Imagine a sewing machine that shipped with a limited set of licensed Disney® dress patterns, with a few more online you could download for $5 to $20 each. But sewing your own dress pattern would require expensive proprietary software, closed-source of course so it can’t be improved or debugged or customized. Or how about a sewing machine that uses only proprietary fabric? Which the sewing machine company has a monopoly on, so they sell it for $500 a yard? Sewing machines are popular and diverse because fabric is inexpensive, widely available, and can be used in any machine. The cheaper fabric is, the more sewing machines sell. Expensive proprietary fabric would mean fewer machines would sell. But that is exactly the idiotic business model embroidery machine makers have locked themselves into.

The more useful your machines are, the more you will sell!

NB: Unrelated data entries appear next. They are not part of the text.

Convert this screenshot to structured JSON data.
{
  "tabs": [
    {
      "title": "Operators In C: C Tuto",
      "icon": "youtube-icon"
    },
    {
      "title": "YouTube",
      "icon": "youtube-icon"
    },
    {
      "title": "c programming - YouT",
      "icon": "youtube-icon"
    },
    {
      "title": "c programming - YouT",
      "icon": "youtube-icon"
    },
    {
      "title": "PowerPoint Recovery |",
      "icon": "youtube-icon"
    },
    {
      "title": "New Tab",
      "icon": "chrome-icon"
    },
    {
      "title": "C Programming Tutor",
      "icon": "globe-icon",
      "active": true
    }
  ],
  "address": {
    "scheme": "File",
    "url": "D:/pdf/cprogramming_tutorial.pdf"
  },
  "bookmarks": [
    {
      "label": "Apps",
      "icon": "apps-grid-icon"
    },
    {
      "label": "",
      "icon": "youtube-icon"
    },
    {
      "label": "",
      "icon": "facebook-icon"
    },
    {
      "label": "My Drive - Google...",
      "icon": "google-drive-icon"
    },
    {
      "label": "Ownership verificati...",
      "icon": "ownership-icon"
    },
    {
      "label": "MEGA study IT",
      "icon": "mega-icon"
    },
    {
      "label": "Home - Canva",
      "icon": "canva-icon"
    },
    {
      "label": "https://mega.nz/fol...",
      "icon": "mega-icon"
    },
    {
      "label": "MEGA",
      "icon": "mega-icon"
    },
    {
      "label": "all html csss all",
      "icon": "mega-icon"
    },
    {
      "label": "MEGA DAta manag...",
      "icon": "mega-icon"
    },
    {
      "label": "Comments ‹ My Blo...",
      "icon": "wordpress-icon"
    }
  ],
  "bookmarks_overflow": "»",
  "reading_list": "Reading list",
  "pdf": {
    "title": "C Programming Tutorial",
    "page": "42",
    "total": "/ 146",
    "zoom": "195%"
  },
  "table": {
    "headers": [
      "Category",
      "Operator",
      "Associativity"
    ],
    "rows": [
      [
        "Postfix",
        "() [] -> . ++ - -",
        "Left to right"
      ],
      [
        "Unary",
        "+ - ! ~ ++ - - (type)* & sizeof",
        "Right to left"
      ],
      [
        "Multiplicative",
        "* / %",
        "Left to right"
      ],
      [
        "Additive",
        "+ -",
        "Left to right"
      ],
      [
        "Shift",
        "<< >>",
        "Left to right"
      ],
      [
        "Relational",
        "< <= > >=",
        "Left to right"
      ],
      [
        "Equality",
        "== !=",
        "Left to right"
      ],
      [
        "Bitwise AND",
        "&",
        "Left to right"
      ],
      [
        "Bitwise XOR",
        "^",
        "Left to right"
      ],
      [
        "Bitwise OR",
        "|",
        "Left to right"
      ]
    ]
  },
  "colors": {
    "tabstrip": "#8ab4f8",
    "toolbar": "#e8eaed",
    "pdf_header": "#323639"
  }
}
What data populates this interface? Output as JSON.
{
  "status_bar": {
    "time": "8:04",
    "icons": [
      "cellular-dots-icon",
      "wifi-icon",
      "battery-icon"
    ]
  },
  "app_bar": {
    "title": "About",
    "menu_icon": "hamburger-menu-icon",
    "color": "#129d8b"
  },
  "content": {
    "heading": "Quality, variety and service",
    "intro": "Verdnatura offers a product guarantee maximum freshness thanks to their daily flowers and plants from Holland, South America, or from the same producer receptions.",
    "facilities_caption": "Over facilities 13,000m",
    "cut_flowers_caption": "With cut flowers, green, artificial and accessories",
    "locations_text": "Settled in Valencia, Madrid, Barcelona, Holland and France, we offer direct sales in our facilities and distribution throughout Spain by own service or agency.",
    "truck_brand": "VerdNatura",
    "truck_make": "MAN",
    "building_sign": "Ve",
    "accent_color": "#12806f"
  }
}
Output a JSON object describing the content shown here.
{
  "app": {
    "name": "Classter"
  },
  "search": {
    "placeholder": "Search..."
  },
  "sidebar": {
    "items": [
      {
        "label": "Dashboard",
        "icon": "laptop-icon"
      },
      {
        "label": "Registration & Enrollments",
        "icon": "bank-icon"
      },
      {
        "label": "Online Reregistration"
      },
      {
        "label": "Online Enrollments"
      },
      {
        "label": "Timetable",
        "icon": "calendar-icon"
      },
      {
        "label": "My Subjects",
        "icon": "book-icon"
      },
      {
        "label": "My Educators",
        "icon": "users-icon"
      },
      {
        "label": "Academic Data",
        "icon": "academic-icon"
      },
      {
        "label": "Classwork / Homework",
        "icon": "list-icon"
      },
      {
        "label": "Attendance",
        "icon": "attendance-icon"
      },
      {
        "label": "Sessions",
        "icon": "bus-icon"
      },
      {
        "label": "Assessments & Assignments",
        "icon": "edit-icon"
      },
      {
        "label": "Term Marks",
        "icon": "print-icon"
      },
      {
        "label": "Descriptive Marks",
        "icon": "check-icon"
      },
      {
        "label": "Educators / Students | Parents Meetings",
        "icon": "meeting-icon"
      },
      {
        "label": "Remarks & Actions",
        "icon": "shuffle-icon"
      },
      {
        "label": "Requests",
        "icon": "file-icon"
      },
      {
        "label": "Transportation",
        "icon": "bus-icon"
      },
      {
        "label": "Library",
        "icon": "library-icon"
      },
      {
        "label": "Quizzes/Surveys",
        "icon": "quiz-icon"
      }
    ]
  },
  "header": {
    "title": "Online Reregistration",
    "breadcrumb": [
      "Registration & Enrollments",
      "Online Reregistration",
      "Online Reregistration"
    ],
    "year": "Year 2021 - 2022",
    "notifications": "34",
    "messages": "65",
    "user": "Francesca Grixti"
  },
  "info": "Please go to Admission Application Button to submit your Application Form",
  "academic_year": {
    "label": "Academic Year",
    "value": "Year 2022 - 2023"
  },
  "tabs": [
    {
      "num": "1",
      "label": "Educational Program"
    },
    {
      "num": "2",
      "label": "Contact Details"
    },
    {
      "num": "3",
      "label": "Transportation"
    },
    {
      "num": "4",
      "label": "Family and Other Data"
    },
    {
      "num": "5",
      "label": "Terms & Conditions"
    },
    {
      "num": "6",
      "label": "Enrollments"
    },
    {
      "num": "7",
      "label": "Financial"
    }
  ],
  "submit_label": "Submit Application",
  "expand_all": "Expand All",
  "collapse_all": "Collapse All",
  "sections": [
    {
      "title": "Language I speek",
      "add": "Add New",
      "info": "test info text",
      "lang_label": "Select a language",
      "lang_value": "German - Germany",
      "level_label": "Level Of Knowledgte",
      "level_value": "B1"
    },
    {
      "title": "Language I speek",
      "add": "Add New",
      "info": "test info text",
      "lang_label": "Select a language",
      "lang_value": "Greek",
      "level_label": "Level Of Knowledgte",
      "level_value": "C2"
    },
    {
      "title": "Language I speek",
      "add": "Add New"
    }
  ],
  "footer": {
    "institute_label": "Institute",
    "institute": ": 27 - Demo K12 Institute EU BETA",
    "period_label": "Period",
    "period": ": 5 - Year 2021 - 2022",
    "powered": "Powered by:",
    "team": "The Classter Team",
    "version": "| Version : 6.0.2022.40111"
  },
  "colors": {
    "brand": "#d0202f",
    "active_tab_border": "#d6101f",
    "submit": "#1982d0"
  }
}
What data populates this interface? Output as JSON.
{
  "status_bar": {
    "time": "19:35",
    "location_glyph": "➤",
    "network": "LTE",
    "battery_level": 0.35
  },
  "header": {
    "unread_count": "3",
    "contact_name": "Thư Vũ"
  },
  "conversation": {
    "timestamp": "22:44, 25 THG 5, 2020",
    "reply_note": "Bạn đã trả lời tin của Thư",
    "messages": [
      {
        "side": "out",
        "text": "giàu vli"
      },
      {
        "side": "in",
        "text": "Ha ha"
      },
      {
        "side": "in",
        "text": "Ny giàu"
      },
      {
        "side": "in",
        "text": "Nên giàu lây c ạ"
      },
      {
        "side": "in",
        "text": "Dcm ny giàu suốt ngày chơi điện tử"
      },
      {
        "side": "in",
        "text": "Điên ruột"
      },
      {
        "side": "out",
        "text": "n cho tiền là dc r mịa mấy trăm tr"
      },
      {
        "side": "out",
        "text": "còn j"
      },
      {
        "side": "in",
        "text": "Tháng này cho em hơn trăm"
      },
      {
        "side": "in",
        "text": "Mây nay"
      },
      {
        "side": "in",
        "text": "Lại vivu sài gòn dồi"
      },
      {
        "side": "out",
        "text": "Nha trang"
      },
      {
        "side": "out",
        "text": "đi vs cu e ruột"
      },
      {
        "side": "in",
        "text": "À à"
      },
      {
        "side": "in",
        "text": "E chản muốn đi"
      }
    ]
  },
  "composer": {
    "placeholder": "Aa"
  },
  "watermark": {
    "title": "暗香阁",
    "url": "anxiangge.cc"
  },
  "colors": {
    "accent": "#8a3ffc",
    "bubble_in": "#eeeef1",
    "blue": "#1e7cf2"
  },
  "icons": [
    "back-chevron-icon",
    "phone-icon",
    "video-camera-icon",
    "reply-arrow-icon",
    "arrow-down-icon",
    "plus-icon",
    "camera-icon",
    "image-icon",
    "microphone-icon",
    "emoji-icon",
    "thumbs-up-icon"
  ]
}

Sewing machines are great because you can sew anything with them. Computers are great because you can make anything with them. Computers+automated embroidery machines would be great if you could embroider anything with them, but you can’t. Embroidery software for my Mac is $2,299!

Functional, accessible software makes your machines more valuable. Expensive, restricted software makes them useless.

Let me repeat: functional, accessible software makes your machines more valuable. Expensive, restricted software makes them useless. Which is a pity because they have so much potential.

*P.S. Yes I know there is Embird, which would “only” cost me $309 ($164 basic module + $145 font engine, to convert vector files) to be minimally useful for me (maybe – I can’t even be sure of that). Plus the cost of a PC (which isn’t actually that much because PC manufacturers, unlike embroidery machine manufacturers, know the value of their product increases the more useful it is, and so they encourage lots of software and even support Free Software so they sell lots of PCs, thus driving the price down further even while their manufacturers’ profits increase – think about that!) But Embird only converts  EMF, WMF and CMX   vector formats, so I’d need yet another program to convert a .eps sequence (or .ai or .swf) first.

There is also this Free svg-to-pcs (Pfaff) converter which I tried with this pcs-to-pes converter a few times and it didn’t work. And also doesn’t have stitch editing or further control. But it is promising.

Even the mighty Linus Torvalds knows about the embroidery software problem, but it’s still not fixed.